Demetri Porphyrios (Greek, Modern (1453-);: Δημήτρης Πορφυρίου; born 1949) is a Greek architect and author who practices architecture in London as principal of the firm Porphyrios Associates. In addition to his architectural practice and writing, Porphyrios has held a number of teaching positions in the United States, the United Kingdom and Greece. He is currently a visiting professor at the Yale School of Architecture.
While Porphyrios is considered to be an exponent of New Classical architecture, he has designed buildings in both the Gothic and classical idioms. Moreover, he has designed occasional buildings in a more modernist style, notably the glass curtain-walled office block One Forbury Square (2003) in Reading, Berkshire, England.[1]

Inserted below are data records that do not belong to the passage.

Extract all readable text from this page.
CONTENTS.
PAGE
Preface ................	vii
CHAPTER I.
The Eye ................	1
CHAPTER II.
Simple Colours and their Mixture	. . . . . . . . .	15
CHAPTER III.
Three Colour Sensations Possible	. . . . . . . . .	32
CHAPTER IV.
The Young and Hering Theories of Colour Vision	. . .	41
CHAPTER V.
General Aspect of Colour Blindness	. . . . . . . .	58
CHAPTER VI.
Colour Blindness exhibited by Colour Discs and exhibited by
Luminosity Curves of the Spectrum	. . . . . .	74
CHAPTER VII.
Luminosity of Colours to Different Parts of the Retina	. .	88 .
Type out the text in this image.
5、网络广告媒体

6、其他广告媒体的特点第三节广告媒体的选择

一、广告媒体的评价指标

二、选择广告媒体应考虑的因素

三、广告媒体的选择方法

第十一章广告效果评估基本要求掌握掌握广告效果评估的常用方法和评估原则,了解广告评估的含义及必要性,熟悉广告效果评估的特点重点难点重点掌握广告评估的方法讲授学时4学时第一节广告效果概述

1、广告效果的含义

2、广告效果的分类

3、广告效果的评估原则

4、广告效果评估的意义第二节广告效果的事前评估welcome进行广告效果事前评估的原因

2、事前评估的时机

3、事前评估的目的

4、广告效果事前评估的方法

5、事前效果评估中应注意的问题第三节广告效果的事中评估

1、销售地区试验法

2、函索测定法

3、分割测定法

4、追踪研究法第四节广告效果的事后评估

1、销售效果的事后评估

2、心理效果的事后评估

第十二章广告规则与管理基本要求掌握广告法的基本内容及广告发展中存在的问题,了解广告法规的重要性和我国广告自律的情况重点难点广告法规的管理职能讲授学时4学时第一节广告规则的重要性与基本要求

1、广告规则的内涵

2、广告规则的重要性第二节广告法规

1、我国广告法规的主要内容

Porphyrios studied at Princeton University where he earned a M.Arch. (Master of Architecture), and a Ph.D. in the history and theory of architecture. He wrote his Ph.D. thesis on the Finnish architect Alvar Aalto, in which he described the themes he believed had generated Aalto's work (typology, urbanism and nature), while arguing that Aalto's work was the end of the line for modernist architecture. Published later as Sources of Modern Eclecticism (London: Academy Editions, 1982), the book was presented as a structuralist analysis of Aalto's architecture; its author described as having been influenced by the philosophers Michel Foucault and Louis Althusser.
In his writing, Porphyrios has advocated a "classicism without style" (which he called "Doricism"), similar to the Nordic Classicism that prevailed in early 20th-century Scandinavia in the work of architects such as Kay Fisker in Denmark, Gunnar Asplund in Sweden, and in the early work of Alvar Aalto in Finland.
In the 1980s, Porphyrios regularly contributed to the journal Architectural Design, advocating the classical and vernacular as rational architectural languages. In 2002, Princeton University commissioned him to design a residential college (Whitman College) in the Collegiate Gothic style, which was completed in 2007. Following Princeton, Porphyrios began work on Selwyn College, Cambridge and Magdalen College, Oxford, adding his neoclassical style to the two ancient British universities.